Le deuil blanc est ce que l’on ressent lorsqu’une personne qu’on aime est toujours vivante mais dont la personnalité et les compétences ne sont plus les mêmes ou se sont progressivement effacées. Il s’agit de la perte d’un être aimé qui, pourtant, est toujours là. Le deuil est bel et bien là mais il n’y a pas de cérémonie, pas de recueillement, pas de condoléances, pas nécessairement non plus de reconnaissance de ce deuil de la part de l’entourage. Invisible pour les autres, ce deuil blanc peut aussi être invisible à soi-même.
Ce deuil est bien différent d’un deuil lié à une mort subite ou à une maladie qui n’affecte pas la présence intellectuelle, psychologique d’une personne. Intellectuellement, la personne endeuillée sait parfaitement les raisons de sa tristesse, ce qui n’est pas toujours le cas dans le deuil blanc. Un deuil est toujours une source d’immense chagrin. Mais comme l’écrit la Société Alzheimer du Canada, dans le deuil « classique », le proche « verra ses sentiments s’estomper tout au long du processus naturel de deuil. Le deuil blanc complique le chagrin. Il est souvent difficile pour l’aidant de savoir comment composer avec ses propres émotions lorsque l’être cher n’est plus le même, mais qu’il a conservé certains aspects de ce qu’il était ».
Le proche ne sait ni ne comprend ce qu’il ressent. Pourtant poser des mots sur le deuil si particulier qu’il vit est essentiel pour surmonter sa douleur. « Il faut accepter de voir l’être cher non plus comme ce qu’il était mais comme ce qu’il est. Il faut réinvestir psychologiquement ce parent changé par la maladie. Il s’agit de le perdre puis de le retrouver », ajoutait auprès de France Alzheimer Valéry Lechenet, psychologue clinicienne.

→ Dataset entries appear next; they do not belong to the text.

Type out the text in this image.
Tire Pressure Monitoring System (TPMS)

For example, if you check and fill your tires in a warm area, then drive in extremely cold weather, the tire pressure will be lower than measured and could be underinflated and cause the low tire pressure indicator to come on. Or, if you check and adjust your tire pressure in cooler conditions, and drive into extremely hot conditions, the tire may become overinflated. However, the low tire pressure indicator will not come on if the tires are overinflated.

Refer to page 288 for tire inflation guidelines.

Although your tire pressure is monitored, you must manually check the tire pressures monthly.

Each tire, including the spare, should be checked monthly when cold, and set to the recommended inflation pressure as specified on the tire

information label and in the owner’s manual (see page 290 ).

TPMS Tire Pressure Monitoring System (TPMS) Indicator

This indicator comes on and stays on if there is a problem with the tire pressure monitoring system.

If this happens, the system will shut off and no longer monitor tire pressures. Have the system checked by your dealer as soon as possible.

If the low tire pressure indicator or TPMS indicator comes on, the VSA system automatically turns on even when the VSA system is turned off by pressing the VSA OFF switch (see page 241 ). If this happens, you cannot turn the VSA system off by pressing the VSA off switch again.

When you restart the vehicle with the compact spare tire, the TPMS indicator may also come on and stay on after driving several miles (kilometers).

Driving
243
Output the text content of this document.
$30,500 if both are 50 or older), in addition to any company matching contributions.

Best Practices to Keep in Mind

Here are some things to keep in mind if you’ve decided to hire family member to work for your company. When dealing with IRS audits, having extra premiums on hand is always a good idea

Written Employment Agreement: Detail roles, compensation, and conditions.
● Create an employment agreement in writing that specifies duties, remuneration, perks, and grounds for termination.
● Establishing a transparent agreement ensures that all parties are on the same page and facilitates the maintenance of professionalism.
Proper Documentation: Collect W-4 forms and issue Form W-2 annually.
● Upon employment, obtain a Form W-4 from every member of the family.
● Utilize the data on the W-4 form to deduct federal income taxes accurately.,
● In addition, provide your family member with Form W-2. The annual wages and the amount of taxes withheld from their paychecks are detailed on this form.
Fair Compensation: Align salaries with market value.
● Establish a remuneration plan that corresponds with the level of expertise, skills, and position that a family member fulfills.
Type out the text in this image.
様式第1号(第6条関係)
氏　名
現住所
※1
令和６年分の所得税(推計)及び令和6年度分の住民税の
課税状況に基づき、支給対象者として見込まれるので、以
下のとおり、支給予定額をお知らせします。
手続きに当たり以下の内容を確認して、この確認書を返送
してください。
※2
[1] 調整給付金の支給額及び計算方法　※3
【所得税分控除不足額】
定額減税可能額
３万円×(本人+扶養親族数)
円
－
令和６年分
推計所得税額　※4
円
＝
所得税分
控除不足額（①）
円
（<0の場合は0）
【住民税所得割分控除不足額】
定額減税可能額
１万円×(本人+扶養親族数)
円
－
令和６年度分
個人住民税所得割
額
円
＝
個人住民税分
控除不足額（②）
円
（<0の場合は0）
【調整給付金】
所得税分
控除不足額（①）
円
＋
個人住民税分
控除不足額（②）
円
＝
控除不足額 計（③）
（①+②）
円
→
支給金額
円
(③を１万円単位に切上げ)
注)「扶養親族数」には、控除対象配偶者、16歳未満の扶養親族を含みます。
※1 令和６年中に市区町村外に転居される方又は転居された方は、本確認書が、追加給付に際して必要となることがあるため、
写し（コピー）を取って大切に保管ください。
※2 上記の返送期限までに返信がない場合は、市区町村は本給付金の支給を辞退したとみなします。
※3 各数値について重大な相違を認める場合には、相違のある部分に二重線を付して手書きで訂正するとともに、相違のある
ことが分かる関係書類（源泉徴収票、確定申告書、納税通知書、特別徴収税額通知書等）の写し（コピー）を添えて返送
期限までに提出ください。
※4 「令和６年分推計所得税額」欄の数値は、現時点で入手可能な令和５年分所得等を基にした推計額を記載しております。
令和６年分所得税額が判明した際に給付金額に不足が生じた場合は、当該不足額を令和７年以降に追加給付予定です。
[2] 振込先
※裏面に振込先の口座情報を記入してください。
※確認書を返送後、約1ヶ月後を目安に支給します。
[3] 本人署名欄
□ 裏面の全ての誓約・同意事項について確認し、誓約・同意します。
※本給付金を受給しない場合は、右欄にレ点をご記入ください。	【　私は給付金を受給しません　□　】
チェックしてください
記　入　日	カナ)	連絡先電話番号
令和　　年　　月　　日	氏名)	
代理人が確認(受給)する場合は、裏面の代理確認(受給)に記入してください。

Le mieux est d’être accompagné par les amis, la famille. Il est important que ces proches comprennent la réalité du deuil que vous êtes en train de vivre. Ce soutien psychologique de votre entourage pourra vous aider à surmonter cette épreuve. Participer à un groupe de parole, être accompagné par un professionnel de santé vous peut être également très utile. Selon la Société Alzheimer du Canada, ces soutiens, et notamment ceux des pairs, pourront vous faire part de stratégies d’adaptation face aux pertes successives induites par la maladie (perte de mémoire, perte d’autonomie, perte des compétences intellectuelles…). En parler vous aidera aussi à ne pas vous sentir coupable de ressentir la perte d’un être cher qui n’a pourtant pas disparu.